Nachdem die Gewerbeärztin darauf hingewiesen hatte, dass es im Übrigen auch an der Exposition fehle, lehnte die Beklagte mit Bescheid vom 07.06.2006 die Anerkennung einer Berufskrankheit nach Listen-Nr. 2109 ab. Es seien weder die arbeitstechnischen noch die medizinischen Voraussetzungen erfüllt.

Mit dem Widerspruch machte der Kläger geltend, dass er 35 Jahre lang in der Rekonstruktion und Sanierung von Gebäuden beschäftigt gewesen sei. Das Baumaterial habe getragen werden müssen.

Die Beklagte nahm daraufhin erneute Ermittlungen zur Exposition auf; es wurden noch einmal im Einzelnen alle Tragetätigkeiten aufgelistet, an dem Ergebnis änderte sich aber dadurch nichts; auch die differenzierte Expositionsermittlung unter Berücksichtigung der Angaben des Klägers kam zu dem Ergebnis, dass das reine Tragen von Lasten auf der Schulter pro Arbeitsschicht maximal 5 % ausgemacht habe.

Der Widerspruch wurde daraufhin mit Bescheid vom 25.01.2007 als unbegründet zurückgewiesen.

Die dagegen erhobene Klage hat das Sozialgericht Leipzig mit Gerichtsbescheid vom 8. Januar 2009 abgewiesen. Eine Belastung wie bei Fleischträgern, habe beim Kläger nicht vorgelegen. Die ermittelte Tagesbelastungsdauer sei nicht ausreichend um eine hinreichende Exposition anzunehmen.

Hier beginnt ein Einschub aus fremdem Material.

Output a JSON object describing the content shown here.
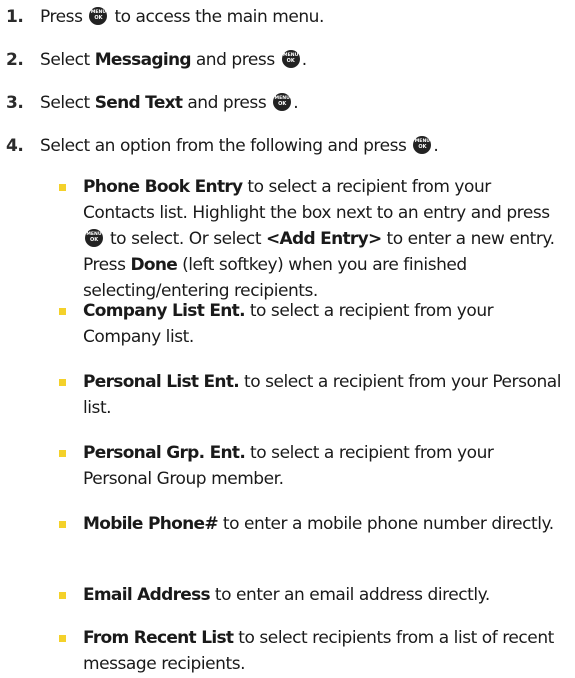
{
  "icons": {
    "menu_ok_key": "menu-ok-key-icon"
  },
  "colors": {
    "bullet": "#f4d12a",
    "text": "#1a1a1a"
  },
  "steps": [
    {
      "number": "1.",
      "pre": "Press",
      "post": "to access the main menu."
    },
    {
      "number": "2.",
      "pre": "Select",
      "bold": "Messaging",
      "post": "and press",
      "end": "."
    },
    {
      "number": "3.",
      "pre": "Select",
      "bold": "Send Text",
      "post": "and press",
      "end": "."
    },
    {
      "number": "4.",
      "text": "Select an option from the following and press",
      "end": "."
    }
  ],
  "options": [
    {
      "bold": "Phone Book Entry",
      "text1": "to select a recipient from your Contacts list. Highlight the box next to an entry and press",
      "text2": "to select. Or select",
      "bold2": "<Add Entry>",
      "text3": "to enter a new entry. Press",
      "bold3": "Done",
      "text4": "(left softkey) when you are finished selecting/entering recipients."
    },
    {
      "bold": "Company List Ent.",
      "text": "to select a recipient from your Company list."
    },
    {
      "bold": "Personal List Ent.",
      "text": "to select a recipient from your Personal list."
    },
    {
      "bold": "Personal Grp. Ent.",
      "text": "to select a recipient from your Personal Group member."
    },
    {
      "bold": "Mobile Phone#",
      "text": "to enter a mobile phone number directly."
    },
    {
      "bold": "Email Address",
      "text": "to enter an email address directly."
    },
    {
      "bold": "From Recent List",
      "text": "to select recipients from a list of recent message recipients."
    }
  ]
}
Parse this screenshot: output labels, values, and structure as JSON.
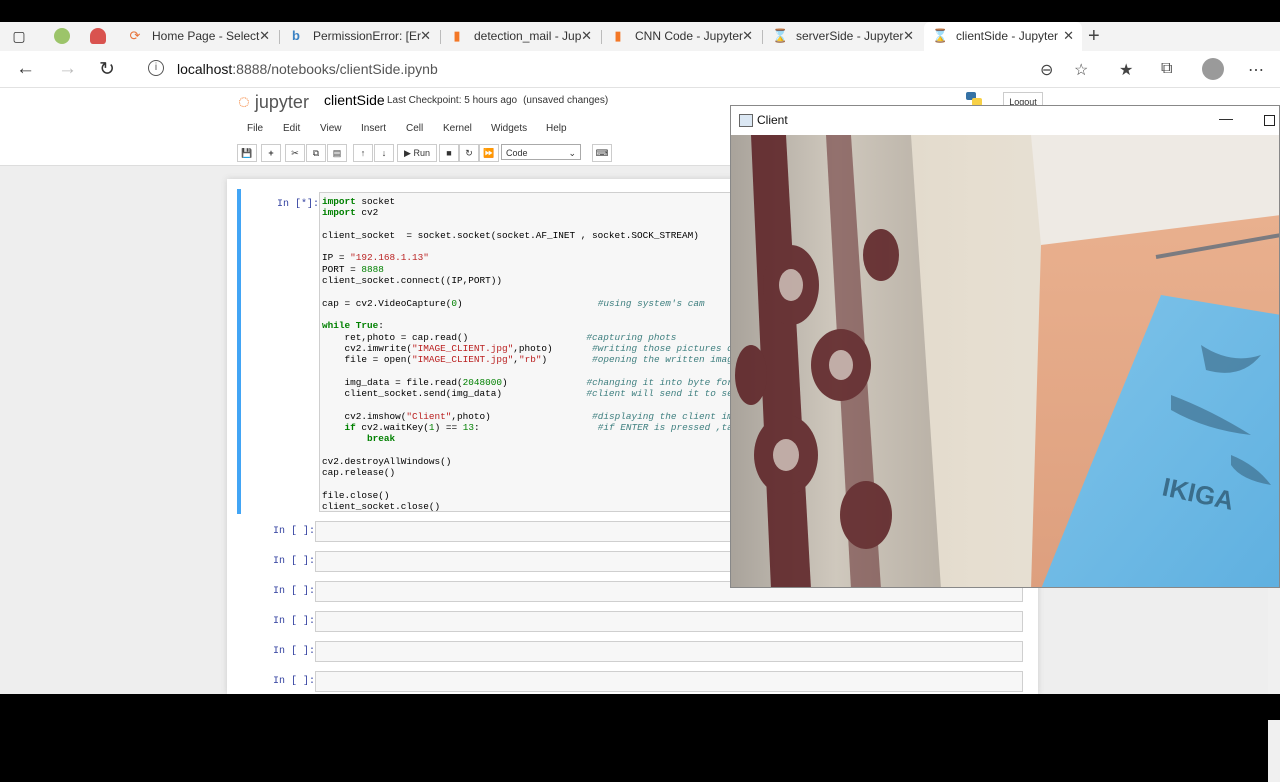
{
  "browser": {
    "tabs": [
      {
        "label": "Home Page - Select",
        "icon": "loading-spinner-icon"
      },
      {
        "label": "PermissionError: [Er",
        "icon": "bing-icon"
      },
      {
        "label": "detection_mail - Jup",
        "icon": "book-icon"
      },
      {
        "label": "CNN Code - Jupyter",
        "icon": "book-icon"
      },
      {
        "label": "serverSide - Jupyter",
        "icon": "hourglass-icon"
      },
      {
        "label": "clientSide - Jupyter",
        "icon": "hourglass-icon"
      }
    ],
    "url_host": "localhost",
    "url_rest": ":8888/notebooks/clientSide.ipynb"
  },
  "jupyter": {
    "logo_text": "jupyter",
    "notebook_name": "clientSide",
    "checkpoint": "Last Checkpoint: 5 hours ago",
    "unsaved": "(unsaved changes)",
    "logout": "Logout",
    "menus": [
      "File",
      "Edit",
      "View",
      "Insert",
      "Cell",
      "Kernel",
      "Widgets",
      "Help"
    ],
    "run_label": "Run",
    "cell_type": "Code",
    "colors": {
      "selected_border": "#42a5f5",
      "prompt": "#303f9f"
    }
  },
  "cells": {
    "first_prompt": "In [*]:",
    "empty_prompt": "In [ ]:"
  },
  "client_window": {
    "title": "Client"
  }
}
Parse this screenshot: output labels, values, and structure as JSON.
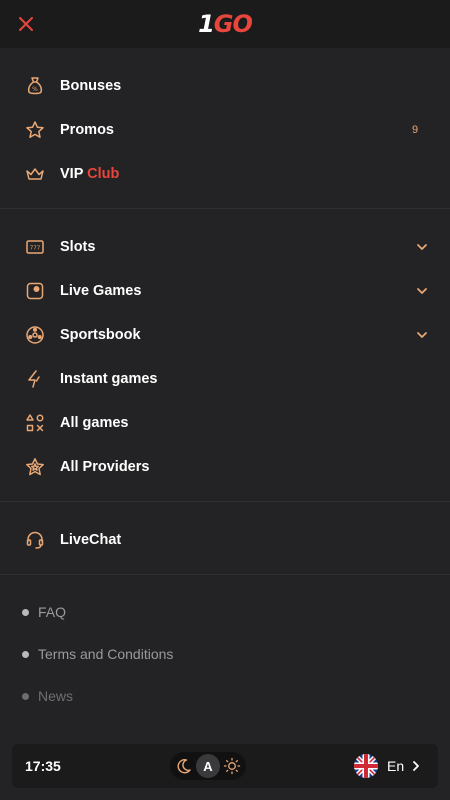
{
  "header": {
    "close_icon": "close-icon",
    "logo": {
      "one": "1",
      "go": "GO"
    }
  },
  "menu_top": [
    {
      "label": "Bonuses",
      "icon": "money-bag-icon"
    },
    {
      "label": "Promos",
      "icon": "star-icon",
      "count": "9"
    },
    {
      "label": "VIP",
      "label_accent": "Club",
      "icon": "crown-icon"
    }
  ],
  "menu_games": [
    {
      "label": "Slots",
      "icon": "slot-machine-icon",
      "expandable": true
    },
    {
      "label": "Live Games",
      "icon": "live-games-icon",
      "expandable": true
    },
    {
      "label": "Sportsbook",
      "icon": "soccer-ball-icon",
      "expandable": true
    },
    {
      "label": "Instant games",
      "icon": "lightning-icon"
    },
    {
      "label": "All games",
      "icon": "game-shapes-icon"
    },
    {
      "label": "All Providers",
      "icon": "star-badge-icon"
    }
  ],
  "support": {
    "label": "LiveChat",
    "icon": "headset-icon"
  },
  "footer_links": [
    "FAQ",
    "Terms and Conditions",
    "News"
  ],
  "bottom_bar": {
    "time": "17:35",
    "theme_auto_label": "A",
    "language": "En"
  },
  "colors": {
    "background": "#232325",
    "header": "#1b1b1c",
    "accent_red": "#e8463c",
    "icon_orange": "#e9a774"
  }
}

Mit der Berufung weist der Kläger darauf hin, dass es während seiner Tätigkeit als Maurer im Allgemeinen keine Baukräne gegeben habe. Alles Baumaterial habe - teilweise über defekte Treppen - in die zu sanierenden Gebäude von Hand verbracht werden müssen, ebenso sei der Bauschutt auch wieder herausgetragen worden. Es habe der Grundsatz geherrscht, dass es keinen Gang ohne Tragen gebe. Auch das Tragen von starren Lasten sei HWS-gefährdend.

Er beantragt,

den Gerichtsbescheid des Sozialgerichts Leipzig...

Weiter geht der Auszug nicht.